There are two possible sources for an NMI interrupt. The first is the RESTORE key, which is connected directly to the 6510 NMI line. The second is CIA #2, the interrupt line of which is connected to the 6510 NMI line.
When an NMI interrupt occurs, a ROM routine sets the Interrupt disable flag, and then jumps through this RAM vector. The default vector points to an interrupt routine which checks to see what the cause of the NMI was.
If the cause was CIA #2, the routine checks to see if one of the RS-232 routines should be called. If the source was the RESTORE key, it checks for a cartridge, and if present, the cartridge is entered at the warm start entry point. If there is no cartridge, the STOP key is tested. If the STOP key was pressed at the same time as the RESTORE key, several of the Kernal initialization routines such as RESTOR, IOINIT and part of CINT are executed, and BASIC is entered through its warm start vector at 40962. If the STOP key was not pressed simultaneously with the RESTORE, the interrupt will end without letting the user know that anything happened at all when the RESTORE key was pressed.
Since this vector controls the outcome of pressing the RESTORE key, it can be used to disable the STOP/RESTORE sequence. A simple way to do this is to change this vector to point to the RTI instruction. A simple
LDA #$C1
STA $0318
will accomplish this. To set the vector back:
LDA #$47
STA $0318
Note that this will cut out all NMIs, including those required for RS-232 I/O.
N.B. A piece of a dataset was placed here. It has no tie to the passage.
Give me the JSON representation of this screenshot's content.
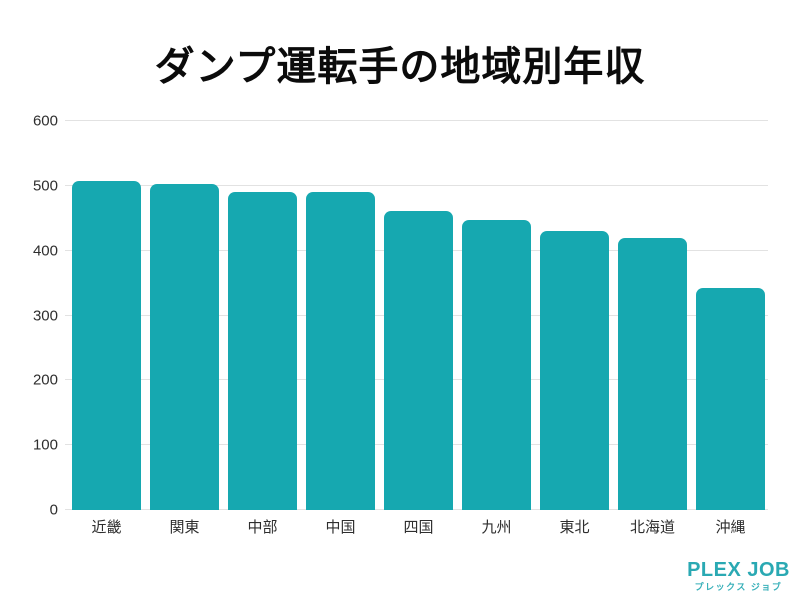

Location Range: 65530-65535 ($FFFA-$FFFF)
6510 Hardware Vectors
The last six locations in memory are reserved by the 6510 processor chip for three fixed vectors. These vectors let the chip know at what address to start executing machine language program code when an NMI interrupt occurs, when the computer is turned on, or when an IRQ interrupt or BRK occurs.
65530 $FFFA
Non-Maskable Interrupt Hardware Vector
This vector points to the main NMI routine at 65091 ($FE43).
65532 $FFFC
System Reset (RES) Hardware Vector
This vector points to the power-on routine at 64738 ($FCE2).
65534 $FFFE
Maskable Interrupt Request and Break Hardware Vectors
This vector points to the main IRQ handler routine at 65352 ($FF48).